After the initial period the rate reverts to the standard rate, however, usually in the 10 to 16% range, this can hurt. Especially if this rate is higher than the rate on the card from which you transferred from…
Some cards have no interest free offer but have a much lower permanent interest rate, from about 6.9% (although it will vary in line with general interest rate charges). If you are likely to have a long-term balance (if you are unable to pay off the debt within the first 6 to 9 months), this lower permanent interest rate option could save you money in the medium to long term. Keeping in mind, you will not be able to switch to this rate if you have taken the 0% initial rate offer.
A Monthly Interest Free Period on New Purchases
This relates to the period between your purchase of an item and when you will be charged interest on the amount of what you purchased. There are some cards that only start charging interest after the charge for the item appears on the credit card statement. This means you’ll get approximately 25 to 56 days of interest free credit on your purchases. Thus, if you pay the balance in that period, you’ll pay no interest.

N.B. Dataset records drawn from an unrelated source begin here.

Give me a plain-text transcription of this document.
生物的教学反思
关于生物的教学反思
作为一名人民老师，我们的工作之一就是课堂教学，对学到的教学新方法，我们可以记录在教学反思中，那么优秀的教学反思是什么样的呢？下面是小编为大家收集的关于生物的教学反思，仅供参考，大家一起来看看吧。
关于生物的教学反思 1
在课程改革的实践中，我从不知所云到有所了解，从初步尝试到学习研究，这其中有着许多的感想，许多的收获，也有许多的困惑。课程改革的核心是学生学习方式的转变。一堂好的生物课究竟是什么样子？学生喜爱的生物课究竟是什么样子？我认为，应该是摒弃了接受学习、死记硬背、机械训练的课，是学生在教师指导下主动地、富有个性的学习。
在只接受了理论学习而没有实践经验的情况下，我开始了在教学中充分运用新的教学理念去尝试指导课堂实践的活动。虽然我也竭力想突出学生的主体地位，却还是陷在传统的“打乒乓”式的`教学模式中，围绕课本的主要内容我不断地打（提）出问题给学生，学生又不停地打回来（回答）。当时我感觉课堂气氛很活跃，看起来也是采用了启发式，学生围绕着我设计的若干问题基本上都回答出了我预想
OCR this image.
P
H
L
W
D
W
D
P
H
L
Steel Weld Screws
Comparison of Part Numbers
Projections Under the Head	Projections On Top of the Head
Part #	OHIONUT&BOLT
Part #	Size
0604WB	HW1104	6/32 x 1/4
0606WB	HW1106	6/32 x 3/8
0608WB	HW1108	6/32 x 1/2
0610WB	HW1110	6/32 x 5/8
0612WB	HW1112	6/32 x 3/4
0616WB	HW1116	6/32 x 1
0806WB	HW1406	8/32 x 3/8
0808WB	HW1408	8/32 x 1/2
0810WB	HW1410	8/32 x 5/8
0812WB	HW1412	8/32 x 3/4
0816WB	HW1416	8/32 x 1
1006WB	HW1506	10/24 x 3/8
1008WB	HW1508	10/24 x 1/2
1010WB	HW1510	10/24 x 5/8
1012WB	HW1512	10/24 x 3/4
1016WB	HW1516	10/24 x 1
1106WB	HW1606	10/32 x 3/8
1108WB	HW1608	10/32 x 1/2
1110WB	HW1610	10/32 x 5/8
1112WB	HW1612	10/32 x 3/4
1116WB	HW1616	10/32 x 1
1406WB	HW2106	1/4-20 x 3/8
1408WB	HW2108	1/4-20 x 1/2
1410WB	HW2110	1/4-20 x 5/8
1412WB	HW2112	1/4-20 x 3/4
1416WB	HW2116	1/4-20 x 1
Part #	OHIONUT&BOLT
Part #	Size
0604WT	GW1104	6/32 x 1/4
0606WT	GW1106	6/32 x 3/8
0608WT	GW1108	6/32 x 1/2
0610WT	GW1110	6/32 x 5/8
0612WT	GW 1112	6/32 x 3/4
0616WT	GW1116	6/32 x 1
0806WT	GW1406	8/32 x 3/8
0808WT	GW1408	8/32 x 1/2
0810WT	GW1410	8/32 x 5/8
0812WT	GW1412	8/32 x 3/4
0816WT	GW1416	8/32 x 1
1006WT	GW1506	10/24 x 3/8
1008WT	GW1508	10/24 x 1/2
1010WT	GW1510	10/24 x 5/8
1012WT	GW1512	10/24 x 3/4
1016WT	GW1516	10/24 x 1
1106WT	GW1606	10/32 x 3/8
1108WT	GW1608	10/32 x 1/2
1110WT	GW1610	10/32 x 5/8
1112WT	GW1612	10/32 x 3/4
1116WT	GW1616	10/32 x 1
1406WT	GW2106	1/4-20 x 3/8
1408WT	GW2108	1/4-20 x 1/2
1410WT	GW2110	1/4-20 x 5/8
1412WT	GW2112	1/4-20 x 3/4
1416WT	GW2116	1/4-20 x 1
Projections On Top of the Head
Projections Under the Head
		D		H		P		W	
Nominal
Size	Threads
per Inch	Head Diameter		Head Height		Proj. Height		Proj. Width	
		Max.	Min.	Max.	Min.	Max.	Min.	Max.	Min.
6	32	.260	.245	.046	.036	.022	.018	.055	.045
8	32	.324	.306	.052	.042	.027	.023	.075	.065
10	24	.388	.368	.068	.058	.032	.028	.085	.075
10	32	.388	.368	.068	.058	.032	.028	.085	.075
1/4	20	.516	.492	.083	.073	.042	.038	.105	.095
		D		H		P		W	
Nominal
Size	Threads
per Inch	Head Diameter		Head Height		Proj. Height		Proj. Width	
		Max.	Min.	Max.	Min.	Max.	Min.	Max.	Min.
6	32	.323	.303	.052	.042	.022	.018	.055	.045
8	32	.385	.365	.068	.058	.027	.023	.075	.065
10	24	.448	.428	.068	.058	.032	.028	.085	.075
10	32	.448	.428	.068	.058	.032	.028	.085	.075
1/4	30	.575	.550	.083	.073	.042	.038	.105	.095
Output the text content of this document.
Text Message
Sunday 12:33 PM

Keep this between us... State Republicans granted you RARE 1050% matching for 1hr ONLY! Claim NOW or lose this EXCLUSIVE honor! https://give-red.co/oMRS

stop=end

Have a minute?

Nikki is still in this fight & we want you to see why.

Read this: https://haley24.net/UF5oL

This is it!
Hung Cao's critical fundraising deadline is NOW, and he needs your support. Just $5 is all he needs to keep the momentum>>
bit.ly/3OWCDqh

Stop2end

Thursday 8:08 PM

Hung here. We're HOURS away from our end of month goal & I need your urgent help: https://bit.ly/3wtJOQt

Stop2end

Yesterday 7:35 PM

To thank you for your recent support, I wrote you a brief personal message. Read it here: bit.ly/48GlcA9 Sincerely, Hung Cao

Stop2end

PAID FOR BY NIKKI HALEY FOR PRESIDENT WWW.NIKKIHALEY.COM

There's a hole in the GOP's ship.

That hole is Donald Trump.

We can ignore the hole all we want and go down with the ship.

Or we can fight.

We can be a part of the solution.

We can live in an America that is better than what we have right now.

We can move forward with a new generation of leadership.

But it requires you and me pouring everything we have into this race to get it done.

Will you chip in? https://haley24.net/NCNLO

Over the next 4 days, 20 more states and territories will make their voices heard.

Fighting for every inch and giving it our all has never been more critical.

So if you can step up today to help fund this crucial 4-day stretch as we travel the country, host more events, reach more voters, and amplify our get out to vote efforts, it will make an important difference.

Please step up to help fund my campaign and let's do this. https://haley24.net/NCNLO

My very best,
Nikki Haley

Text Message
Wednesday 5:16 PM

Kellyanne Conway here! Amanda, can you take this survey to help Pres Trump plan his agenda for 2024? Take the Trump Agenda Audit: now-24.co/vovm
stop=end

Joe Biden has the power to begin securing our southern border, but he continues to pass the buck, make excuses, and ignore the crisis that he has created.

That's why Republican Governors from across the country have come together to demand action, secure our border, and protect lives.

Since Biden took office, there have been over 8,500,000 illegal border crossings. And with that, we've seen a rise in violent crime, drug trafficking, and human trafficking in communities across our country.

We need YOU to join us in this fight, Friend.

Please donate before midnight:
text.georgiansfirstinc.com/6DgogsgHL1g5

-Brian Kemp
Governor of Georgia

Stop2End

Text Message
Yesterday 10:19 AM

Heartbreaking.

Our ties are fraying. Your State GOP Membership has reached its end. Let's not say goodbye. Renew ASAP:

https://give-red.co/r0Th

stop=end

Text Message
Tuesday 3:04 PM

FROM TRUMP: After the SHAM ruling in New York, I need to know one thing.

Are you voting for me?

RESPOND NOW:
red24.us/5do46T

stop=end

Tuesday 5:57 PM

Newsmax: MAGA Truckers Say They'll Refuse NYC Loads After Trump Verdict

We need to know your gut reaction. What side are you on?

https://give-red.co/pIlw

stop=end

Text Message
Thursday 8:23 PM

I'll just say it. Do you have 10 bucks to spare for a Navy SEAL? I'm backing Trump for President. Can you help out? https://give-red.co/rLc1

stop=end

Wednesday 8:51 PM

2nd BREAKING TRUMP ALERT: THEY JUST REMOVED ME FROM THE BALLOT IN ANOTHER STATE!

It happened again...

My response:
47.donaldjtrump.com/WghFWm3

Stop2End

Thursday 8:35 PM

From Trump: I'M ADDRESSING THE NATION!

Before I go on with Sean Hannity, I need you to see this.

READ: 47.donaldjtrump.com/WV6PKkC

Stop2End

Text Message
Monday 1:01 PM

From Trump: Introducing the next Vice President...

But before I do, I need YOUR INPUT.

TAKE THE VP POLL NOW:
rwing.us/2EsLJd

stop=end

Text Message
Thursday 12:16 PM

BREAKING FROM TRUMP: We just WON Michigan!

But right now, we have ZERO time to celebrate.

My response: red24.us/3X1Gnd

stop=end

Alternately, some cards will charge interest immediately from the date of purchase and are therefore, not a great idea if you clear your balance each month.
The Annual Fee
Many cards have now implemented an annual fee. This fee is due by you whether you clear the debt each month or if you roll over your debt. If you can find a card with a low or no annual fee, this is something you might want to consider along with other factors.
0% Balance Transfers
When taking out a new credit card you will normally have the option of transferring an outstanding balance (or outstanding balances from many other cards) to your new card with no interest charged for a specified period.
Generally, this is marketed as a “0% balance transfer.” But really, that’s not usually the case. Many of these cards have a 2-3% “administration charge” for transfers and/or the 0% is only a set time offer.
The availability of true 0% balance transfers is disappearing, and in all likelihood, it will completely disappear sometime soon. If a 0% balance transfer is important to you, then you might want to take advantage of this soon. Just do be aware that for other purchases and maybe even for the transferred balances after the intro period, the long-term interest rate might be higher than with other cards considered.
The Availability of Cash back
Many cards now offer cash back on purchases. This is usually is between 1/2 and 1% of new purchases (excluding balance transfers and cash withdrawals). If you do not repay your account in full each month, this might be a factor to take into account for your decision.
The Rewards and Discounts Offered with Your Credit Card
Rewards exist when a card allows you to purchase goods or services at a discount by using your credit card OR you get some perk or benefit free – such as insurance on purchases – when using the card.
Do just remember… In the credit card business, nothing is free. If there are rewards offered, the cost will be built-in somewhere (usually a higher interest charge).
Credit Card Payment Insurance
Whether you take this option or not, most cards now offer some sort of payment protection insurance in the event of sickness and disability. In the past this coverage was limited to paying the minimum monthly payment if you met the insurance requirements. However, the insurance on many cards now pays 10% of the balance on the card at the time your claim commences and may be worth considering.
Just do be very careful with this insurance as it will exclude any condition you suffer from at the time you take the insurance.
Taking out a new credit card is more complex and requires more thought and consideration than it often seems at first. As you can see, when considering a new credit card there are a number of aspects which must be taken into account.
The good news is that there are many comparison services available that can help you cut through the confusion and let you compare many of the aforementioned features before you ever apply!